Published on in Vol 11, No 1 (2019):

Examining and improving reproducible research practices in public health

Examining and improving reproducible research practices in public health

Examining and improving reproducible research practices in public health

The full text of this article is available as a PDF download by clicking here.

Objective

Our presentation will explain current use, and barriers to use, of reproducible research practices in public health. We will also introduce a set of modules for researchers wishing to increase their use of reproducible research practices.

Introduction

An important goal of surveillance is to inform public health interventions that aim to reduce the burden of disease in the population. Ensuring accuracy of results is paramount to achieving this goal. However, science is currently facing a “reproducibility crisis” where researchers have found it difficult or impossible to reproduce study results. Organized and well-documented statistical source code that is publicly available could increase research reproducibility, especially for research relying on publicly available surveillance data like the BRFSS, NHANES, GSS, SEER, and others. As part of our overall goal to improve training around reproducible research practices, we surveyed public health data analysts to determine current practices and barriers to code sharing.

Methods

We conducted a cross-sectional web-based survey about code organization, documenting, storage, and sharing. We surveyed public health scientists who reported recently conducting statistical analyses for a report or manuscript. A total of 247 of 278 screened eligible to filled out the survey, and 209 answered every applicable question. We used traditional descriptive statistics and graphs to examine the survey data.

Results

Most participants reported using some promising coding practices, with 67% including a prolog to introduce the code and 85% including comments in statistical code to explain operations and analyses. Of 10 common code organization strategies (e.g., naming variables logically, using white space), most (82%) respondents reported employing at least three of the strategies and just under half (47%) reported using five or more. Over half of participants (59%) reported code was developed or checked by two or more people. Many participants also reported promising file management habits for data and code used in publications. Three-quarters (75%) had a variable dictionary to accompany the dataset used, 48% created clean versions of code files, and 64% created clean versions of data files at the time of publication. Forty three percent of participants reported that if they suddenly left their current position, it would not be easy for others to find their statistical code files. Public code sharing was much less common among participants with just 9% reporting sharing code publicly from a recent publication and 20% of those surveyed reported ever having shared code publicly.
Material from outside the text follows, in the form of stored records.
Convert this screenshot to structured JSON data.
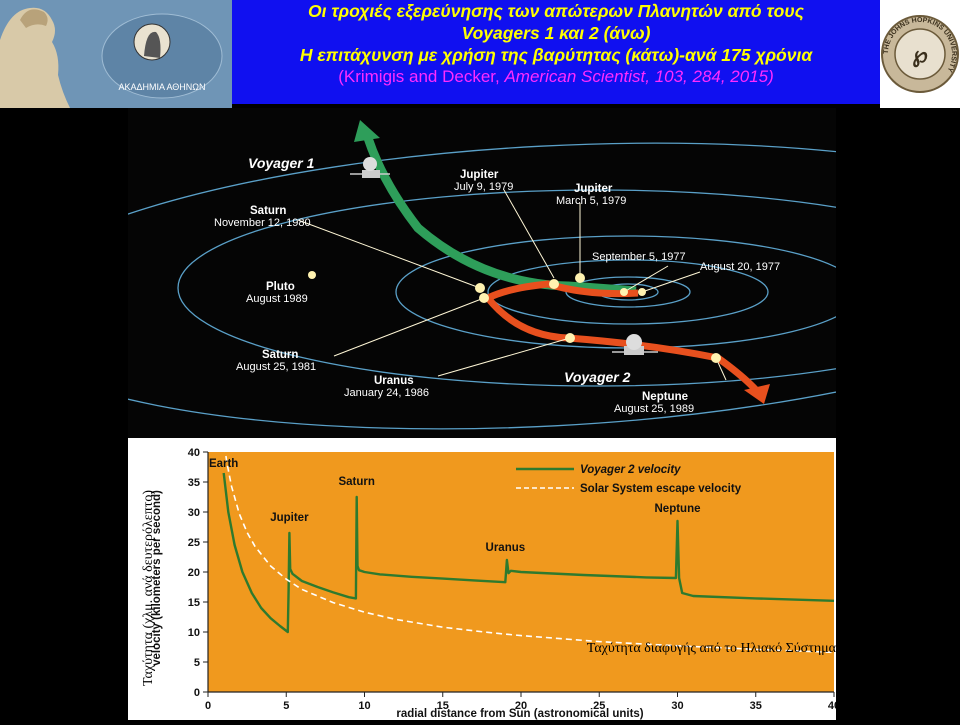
{
  "header": {
    "title_line1": "Οι τροχιές εξερεύνησης των απώτερων Πλανητών από τους",
    "title_line2": "Voyagers 1 και 2 (άνω)",
    "title_line3": "Η επιτάχυνση με χρήση της βαρύτητας (κάτω)-ανά 175 χρόνια",
    "citation_authors": "(Krimigis and Decker, ",
    "citation_journal": "American Scientist, 103, 284, 2015)",
    "left_logo_text": "ΑΚΑΔΗΜΙΑ ΑΘΗΝΩΝ",
    "right_logo_text": "THE JOHNS HOPKINS UNIVERSITY",
    "colors": {
      "title_bg": "#1010f0",
      "title_text": "#ffff00",
      "citation": "#ff2bff"
    }
  },
  "trajectory_map": {
    "voyager1_label": "Voyager 1",
    "voyager2_label": "Voyager 2",
    "events": {
      "jupiter_v1": {
        "name": "Jupiter",
        "date": "July 9, 1979"
      },
      "jupiter_v2": {
        "name": "Jupiter",
        "date": "March 5, 1979"
      },
      "saturn_v1": {
        "name": "Saturn",
        "date": "November 12, 1980"
      },
      "sept": {
        "date": "September 5, 1977"
      },
      "aug": {
        "date": "August 20, 1977"
      },
      "pluto": {
        "name": "Pluto",
        "date": "August 1989"
      },
      "saturn_v2": {
        "name": "Saturn",
        "date": "August 25, 1981"
      },
      "uranus": {
        "name": "Uranus",
        "date": "January 24, 1986"
      },
      "neptune": {
        "name": "Neptune",
        "date": "August 25, 1989"
      }
    },
    "colors": {
      "voyager1_arrow": "#2e9e5a",
      "voyager2_arrow": "#e8501e",
      "orbits": "#5aa0c8"
    }
  },
  "chart_data": {
    "type": "line",
    "xlabel": "radial distance from Sun (astronomical units)",
    "ylabel": "velocity (kilometers per second)",
    "ylabel_overlay": "Ταχύτητα (χλμ. ανά δευτερόλεπτο)",
    "annotation": "Ταχύτητα διαφυγής από το Ηλιακό Σύστημα",
    "xlim": [
      0,
      40
    ],
    "ylim": [
      0,
      40
    ],
    "xticks": [
      0,
      5,
      10,
      15,
      20,
      25,
      30,
      35,
      40
    ],
    "yticks": [
      0,
      5,
      10,
      15,
      20,
      25,
      30,
      35,
      40
    ],
    "background": "#f0991e",
    "series": [
      {
        "name": "Voyager 2 velocity",
        "color": "#2e7a2e",
        "style": "solid",
        "x": [
          1.0,
          1.3,
          1.7,
          2.2,
          2.8,
          3.4,
          4.0,
          4.6,
          5.1,
          5.15,
          5.2,
          5.25,
          5.4,
          6.0,
          7.0,
          8.0,
          9.0,
          9.45,
          9.5,
          9.55,
          9.65,
          10.0,
          11.0,
          13.0,
          15.0,
          17.0,
          19.0,
          19.1,
          19.2,
          19.35,
          20.0,
          24.0,
          28.0,
          29.9,
          30.0,
          30.1,
          30.3,
          31.0,
          35.0,
          40.0
        ],
        "y": [
          36.5,
          30.0,
          24.5,
          20.0,
          16.5,
          14.0,
          12.3,
          11.0,
          10.0,
          17.0,
          26.5,
          20.5,
          19.7,
          18.5,
          17.5,
          16.6,
          15.8,
          15.6,
          32.5,
          21.0,
          20.3,
          20.0,
          19.6,
          19.2,
          18.9,
          18.6,
          18.3,
          22.0,
          19.8,
          20.2,
          20.0,
          19.5,
          19.1,
          19.0,
          28.5,
          19.0,
          16.5,
          16.0,
          15.6,
          15.2
        ]
      },
      {
        "name": "Solar System escape velocity",
        "color": "#ffffff",
        "style": "dashed",
        "x": [
          0.9,
          1.0,
          1.2,
          1.5,
          2.0,
          2.5,
          3.0,
          4.0,
          5.0,
          6.0,
          8.0,
          10.0,
          12.0,
          15.0,
          18.0,
          20.0,
          25.0,
          30.0,
          35.0,
          40.0
        ],
        "y": [
          44.3,
          42.0,
          38.3,
          34.3,
          29.7,
          26.6,
          24.3,
          21.0,
          18.8,
          17.1,
          14.9,
          13.3,
          12.1,
          10.8,
          9.9,
          9.4,
          8.4,
          7.7,
          7.1,
          6.6
        ]
      }
    ],
    "point_labels": [
      {
        "text": "Earth",
        "x": 1.0,
        "y": 37.5
      },
      {
        "text": "Jupiter",
        "x": 5.2,
        "y": 28.5
      },
      {
        "text": "Saturn",
        "x": 9.5,
        "y": 34.5
      },
      {
        "text": "Uranus",
        "x": 19.0,
        "y": 23.5
      },
      {
        "text": "Neptune",
        "x": 30.0,
        "y": 30.0
      }
    ],
    "legend_position": "top-right"
  }
}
The top two barriers to using reproducible research practices were lack of training in reproducible research (n=108) and data privacy issues (n=105). Journals and funders not requiring reproducible practices were barriers selected by 94 and 84 participants, respectively. Few participants identified fear of errors being discovered (n=26) or a lack of workplace incentives (n=32) as barriers.

Conclusions

Most participants were using some promising practices for organizing and formatting statistical code but few were sharing statistical code publicly. The second most frequently identified barrier to using reproduciible practices was data privacy, which could prohibit easily sharing a data source. With surveillance data often being publicly available, researchers working with surveillance data have overcome this top barrier without any change to current research practices. Researchers using surveillance data could greatly increase research reproduciblity by adopting promising practices for code formatting, like using logical variable names and limiting line length, and posting code in a public repository like GitHub.
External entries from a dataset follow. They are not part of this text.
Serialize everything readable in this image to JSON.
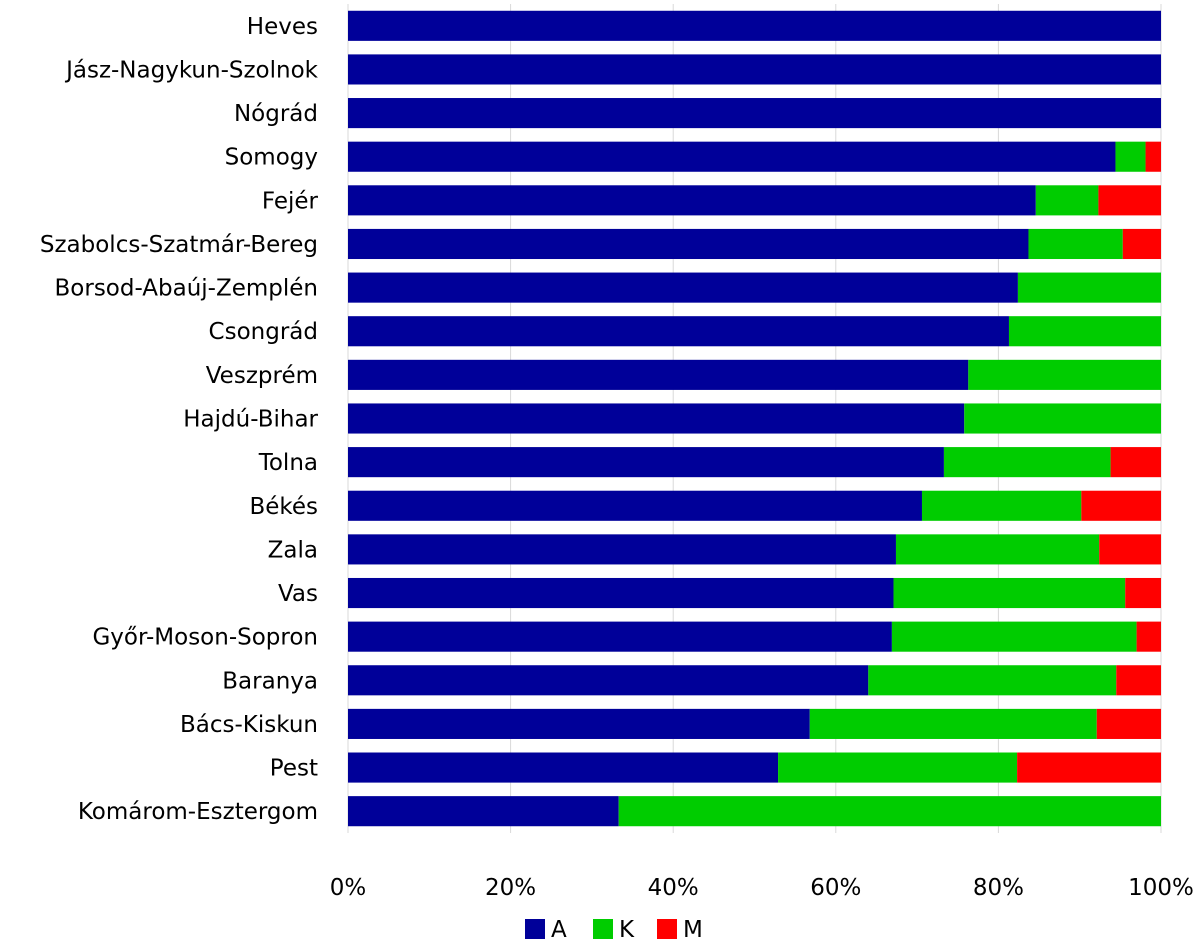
{
  "chart_data": {
    "type": "bar",
    "orientation": "horizontal",
    "stacked": "percent",
    "categories": [
      "Heves",
      "Jász-Nagykun-Szolnok",
      "Nógrád",
      "Somogy",
      "Fejér",
      "Szabolcs-Szatmár-Bereg",
      "Borsod-Abaúj-Zemplén",
      "Csongrád",
      "Veszprém",
      "Hajdú-Bihar",
      "Tolna",
      "Békés",
      "Zala",
      "Vas",
      "Győr-Moson-Sopron",
      "Baranya",
      "Bács-Kiskun",
      "Pest",
      "Komárom-Esztergom"
    ],
    "series": [
      {
        "name": "A",
        "color": "#000099",
        "values": [
          100,
          100,
          100,
          94.4,
          84.6,
          83.7,
          82.4,
          81.3,
          76.3,
          75.8,
          73.3,
          70.6,
          67.4,
          67.1,
          66.9,
          64.0,
          56.8,
          52.9,
          33.3
        ]
      },
      {
        "name": "K",
        "color": "#00CC00",
        "values": [
          0,
          0,
          0,
          3.7,
          7.7,
          11.6,
          17.6,
          18.7,
          23.7,
          24.2,
          20.5,
          19.6,
          25.0,
          28.5,
          30.1,
          30.5,
          35.3,
          29.4,
          66.7
        ]
      },
      {
        "name": "M",
        "color": "#FF0000",
        "values": [
          0,
          0,
          0,
          1.9,
          7.7,
          4.7,
          0,
          0,
          0,
          0,
          6.2,
          9.8,
          7.6,
          4.4,
          3.0,
          5.5,
          7.9,
          17.7,
          0
        ]
      }
    ],
    "xlim": [
      0,
      100
    ],
    "xticks": [
      "0%",
      "20%",
      "40%",
      "60%",
      "80%",
      "100%"
    ],
    "grid": "vertical",
    "legend": "bottom",
    "title": "",
    "xlabel": "",
    "ylabel": ""
  }
}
To overcome the top barrier to use of reproducible research practices, lack of training, we developed brief training modules on formatting, documenting, and sharing statistical code and data. As part of our presentation we will introduce and provide access to these online modules. The introduction will focus on the relevant modules for surveillance data users, which include statistical code formatting and statistical code sharing via GitHub.

With fewer barriers to practicing reproducible research, public health researchers using surveillance data have the opportunity to be leaders in improving the adoption of reproducible research practices and subsequently improving the quality of research we rely on to improve public health.